Proponents of using preponderance of evidence in campus Title IX tribunals argue that because colleges and universities don’t have the power to incarcerate those found guilty, the lower burden of proof is justified. This implies that false convictions of sexual assault in these proceedings aren’t as consequential to the accused. But consider the fate of an innocent defendant who is found guilty in a university Title IX proceeding, expelled from school and then publicly disparaged on social media as a perpetrator of sexual violence. What of the investment that was put into pursuing a degree that will now be wrongly withheld? And what will happen when this person attempts to re-enroll at another school, get a job, rent an apartment or run for political office?

In addition to the low burden of proof, campus Title IX proceedings have a glaring lack of due process. No justice system should be evaluated solely on the basis of how effectively it punishes the guilty. It is also crucial to consider the risks faced by the subset of defendants who are innocent.

‘Preponderance of Evidence’ Is the Correct Standard for College Sexual Violence Cases

Rfdcantalupo-thumbstandardIt is an undisputed fact that sexual violence is a major problem in college.

Sexual violence often violates criminal laws but when students are the ones victimized, it also violates Title IX, one of the civil rights statutes that guarantees equal educational opportunity to all students in U.S. schools.

Schools cannot enforce criminal laws, but they do have responsibilities under Title IX. They can’t determine the guilt of those accused of criminal sex offenses, but they must address sexual violence — as a severe form of sexual harassment — when it affects their students.

Schools cannot enforce the criminal law, but they do have responsibilities under Title IX.

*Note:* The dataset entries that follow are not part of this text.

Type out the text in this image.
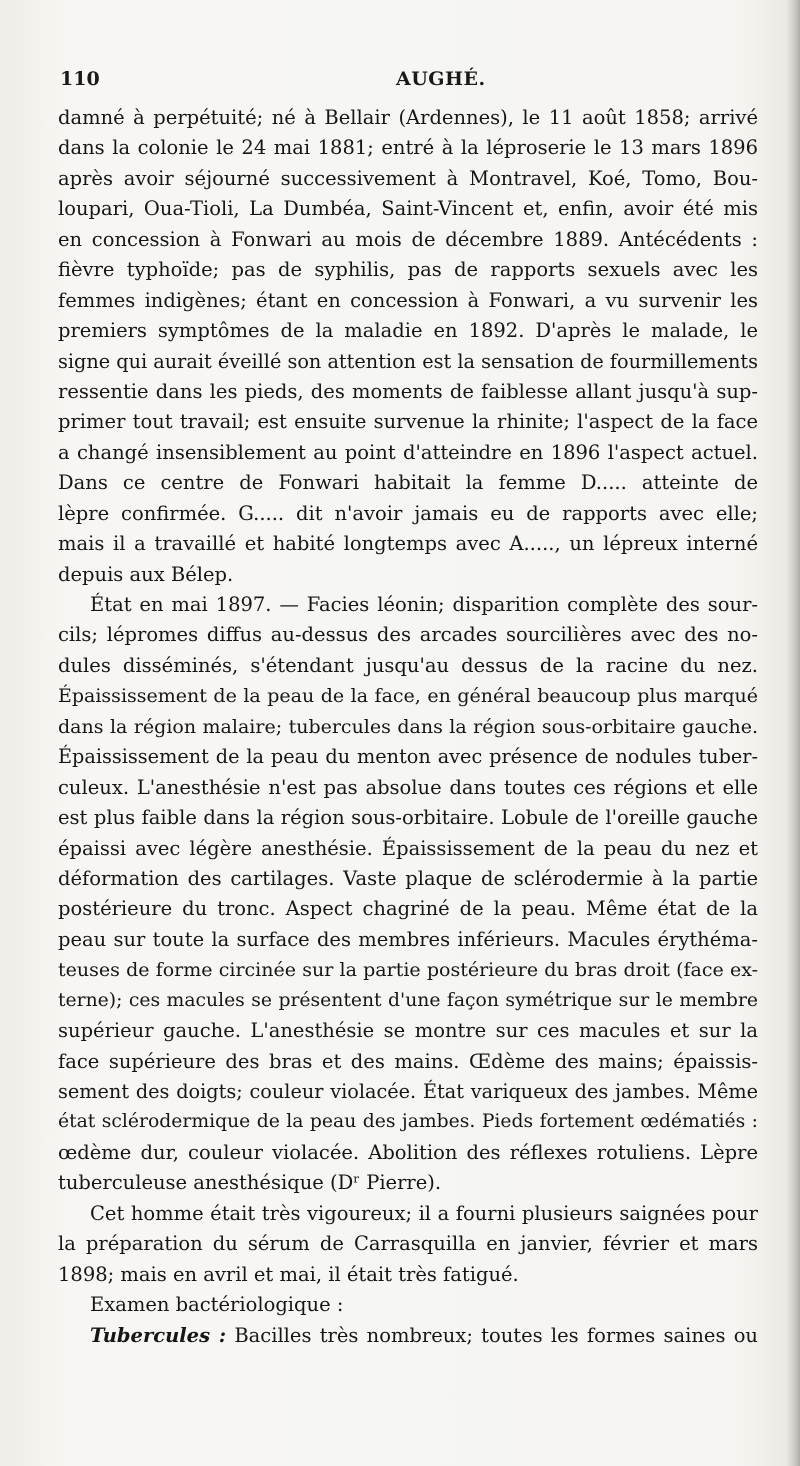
110	AUGHÉ.
damné à perpétuité; né à Bellair (Ardennes), le 11 août 1858; arrivé
dans la colonie le 24 mai 1881; entré à la léproserie le 13 mars 1896
après avoir séjourné successivement à Montravel, Koé, Tomo, Bou-
loupari, Oua-Tioli, La Dumbéa, Saint-Vincent et, enfin, avoir été mis
en concession à Fonwari au mois de décembre 1889. Antécédents :
fièvre typhoïde; pas de syphilis, pas de rapports sexuels avec les
femmes indigènes; étant en concession à Fonwari, a vu survenir les
premiers symptômes de la maladie en 1892. D'après le malade, le
signe qui aurait éveillé son attention est la sensation de fourmillements
ressentie dans les pieds, des moments de faiblesse allant jusqu'à sup-
primer tout travail; est ensuite survenue la rhinite; l'aspect de la face
a changé insensiblement au point d'atteindre en 1896 l'aspect actuel.
Dans ce centre de Fonwari habitait la femme D..... atteinte de
lèpre confirmée. G..... dit n'avoir jamais eu de rapports avec elle;
mais il a travaillé et habité longtemps avec A....., un lépreux interné
depuis aux Bélep.
État en mai 1897. — Facies léonin; disparition complète des sour-
cils; lépromes diffus au-dessus des arcades sourcilières avec des no-
dules disséminés, s'étendant jusqu'au dessus de la racine du nez.
Épaississement de la peau de la face, en général beaucoup plus marqué
dans la région malaire; tubercules dans la région sous-orbitaire gauche.
Épaississement de la peau du menton avec présence de nodules tuber-
culeux. L'anesthésie n'est pas absolue dans toutes ces régions et elle
est plus faible dans la région sous-orbitaire. Lobule de l'oreille gauche
épaissi avec légère anesthésie. Épaississement de la peau du nez et
déformation des cartilages. Vaste plaque de sclérodermie à la partie
postérieure du tronc. Aspect chagriné de la peau. Même état de la
peau sur toute la surface des membres inférieurs. Macules érythéma-
teuses de forme circinée sur la partie postérieure du bras droit (face ex-
terne); ces macules se présentent d'une façon symétrique sur le membre
supérieur gauche. L'anesthésie se montre sur ces macules et sur la
face supérieure des bras et des mains. Œdème des mains; épaissis-
sement des doigts; couleur violacée. État variqueux des jambes. Même
état sclérodermique de la peau des jambes. Pieds fortement œdématiés :
œdème dur, couleur violacée. Abolition des réflexes rotuliens. Lèpre
tuberculeuse anesthésique (Dʳ Pierre).
Cet homme était très vigoureux; il a fourni plusieurs saignées pour
la préparation du sérum de Carrasquilla en janvier, février et mars
1898; mais en avril et mai, il était très fatigué.
Examen bactériologique :
Tubercules : Bacilles très nombreux; toutes les formes saines ou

Therefore, most colleges and universities voluntarily rejected criminal standards of proof like the “clear and convincing evidence” and “beyond a reasonable doubt” standards long ago. Instead, they adopted the “preponderance of the evidence” or “more likely than not” standard of proof for all student disciplinary proceedings — and not just the sexual assault cases — well before the Department of Education issued its 2011 guidance. This is the standard that both Democratic and Republican administrations have consistently supported and enforced for decades.

Criminal standards would require evidence of a quantity and type that is virtually impossible for schools to access, as they lack court powers such as the subpoena which would compel the production of evidence. But more important for the protection of students, the preponderance standard itself is designed to be equal — it expects the victim and the accused to carry virtually equal evidentiary burdens (with the victim’s burden just slightly heavier than the accused’s).

Criminal law-based standards of proof make protecting the equal rights of all their students harder for schools because they require victims to carry a much heavier evidentiary burden than accused students — “stacking the deck” against them. This unequal treatment further compounds the discrimination experienced by victims, whose educations and lives have already been marred by trauma, fear and often, expensive consequences.

The consequence of treating students unequally, for schools, is more lawsuits and complaints to the federal government. In the past few years, students have filed over 200 complaints against their schools for sexual violence alone. They have also filed private lawsuits, with significant success. In the last 10 years alone, such actions resulted in three publicly disclosed seven-figure payouts by schools and several more just below a million.

These events confirm that colleges and universities should voluntarily stick with the preponderance standard, not just because of our nation’s historical and moral commitment to equality but also for their own self-interest. It makes no rational sense for schools to select an evidentiary standard of proof that makes it harder to comply with Title IX’s equality goals and increases their risk for costly liability.